The Precambrian (or Pre-Cambrian; sometimes abbreviated ) is the largest span of time in Earth's history before the current Phanerozoic Eon, and is a Supereon divided into several eons of the geologic time scale. It spans from the formation of Earth about 4.6 billion years ago (Ga) to the beginning of the Cambrian Period, about 541.0 ± 1.0 million years ago (Ma), when hard-shelled creatures first appeared in abundance. The Precambrian is so named because it precedes the Cambrian, the first period of the Phanerozoic Eon, which is named after Cambria, the classical name for Wales, where rocks from this age were first studied. The Precambrian accounts for 88% of geologic time.


  • Overview 1
  • Life before the Cambrian 2
  • Planetary environment and the oxygen catastrophe 3
  • Subdivisions 4
  • Precambrian super-continents 5
  • See also 6
  • References 7
  • Further reading 8
  • External links 9


Relatively little is known about the Precambrian, despite it making up roughly seven-eighths of the Earth's history, and what is known has largely been discovered in the past 50 years. The Precambrian fossil record is poorer than that of the succeeding Phanerozoic, and those fossils present (e.g. stromatolites) are of limited biostratigraphic use.[1] This is because many Precambrian rocks have been heavily metamorphosed, obscuring their origins, while others have been destroyed by erosion, or remain deeply buried beneath Phanerozoic strata.[1][2]

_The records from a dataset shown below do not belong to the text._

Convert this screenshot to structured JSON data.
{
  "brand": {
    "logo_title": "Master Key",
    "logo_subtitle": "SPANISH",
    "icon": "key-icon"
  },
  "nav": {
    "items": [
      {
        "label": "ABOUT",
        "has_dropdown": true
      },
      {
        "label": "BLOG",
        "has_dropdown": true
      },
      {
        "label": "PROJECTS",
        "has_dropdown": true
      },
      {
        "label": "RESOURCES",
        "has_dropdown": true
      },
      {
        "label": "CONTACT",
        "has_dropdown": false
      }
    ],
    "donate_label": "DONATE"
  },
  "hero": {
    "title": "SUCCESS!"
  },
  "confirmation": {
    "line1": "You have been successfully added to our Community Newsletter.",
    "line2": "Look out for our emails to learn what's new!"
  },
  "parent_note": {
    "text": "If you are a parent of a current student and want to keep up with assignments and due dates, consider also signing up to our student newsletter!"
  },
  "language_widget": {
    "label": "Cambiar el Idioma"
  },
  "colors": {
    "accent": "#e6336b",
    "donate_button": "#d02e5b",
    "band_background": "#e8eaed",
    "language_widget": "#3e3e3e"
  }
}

It is thought that the Earth itself coalesced from material in orbit around the Sun roughly 4500 Ma, or 4.5 billion years ago (Ga), and may have been struck by a very large (Mars-sized) planetesimal shortly after it formed, splitting off material that formed the Moon (see Giant impact hypothesis). A stable crust was apparently in place by 4400 Ma, since zircon crystals from Western Australia have been dated at 4404 Ma.[3]

The term Precambrian is recognized by the International Commission on Stratigraphy as a general term including the Archean and Proterozoic eons.[4] It is still used by geologists and paleontologists for general discussions not requiring the more specific eon names. It was briefly also called the Cryptozoic eon.

Life before the Cambrian

It is not known when life originated, but bacteria older than 3.46 billion years have been found in Western Australia.[5] Probable fossils 100 million years older have been found in the same area. There is a fairly solid record of bacterial life throughout the remainder of the Precambrian.

Excluding a few contested reports of much older forms from USA and India, the first complex multicellular life forms seem to have appeared roughly 600 Ma. The oldest fossil evidence of complex life comes from the Lantian formation, at least 580 million years ago. A quite diverse collection of soft-bodied forms is known from a variety of locations worldwide between 542 and 600 Ma. These are referred to as Ediacaran or Vendian biota. Hard-shelled creatures appeared toward the end of that time span. By the middle of the later Cambrian period a very diverse fauna is recorded in the Burgess Shale, including some which may represent stem groups of modern taxa. The rapid radiation of lifeforms during the early Cambrian is called the Cambrian explosion of life.[6][7]

While land seems to have been devoid of plants and animals, cyanobacteria and other microbes formed prokaryotic mats that covered terrestrial areas.[8]

Planetary environment and the oxygen catastrophe

Weathered Precambrian pillow lava in the Temagami Greenstone Belt of the Canadian Shield

Evidence illuminating the details of plate motions and other tectonic functions in the Precambrian has been poorly preserved. It is generally believed that small proto-continents existed prior to 3000 Ma, and that most of the Earth's landmasses collected into a single supercontinent around 1000 Ma. The supercontinent, known as Rodinia, broke up around 600 Ma. A number of glacial periods have been identified going as far back as the Huronian epoch, roughly 2200 Ma. The best studied is the Sturtian-Varangian glaciation, around 600 Ma, which may have brought glacial conditions all the way to the equator, resulting in a "Snowball Earth".

The atmosphere of the early Earth is not well understood. Most geologists believe it was composed primarily of nitrogen, carbon dioxide, and other relatively inert gases, lacking in free oxygen. This has been disputed with evidence in support of an oxygen-rich atmosphere since the early Archean.[9]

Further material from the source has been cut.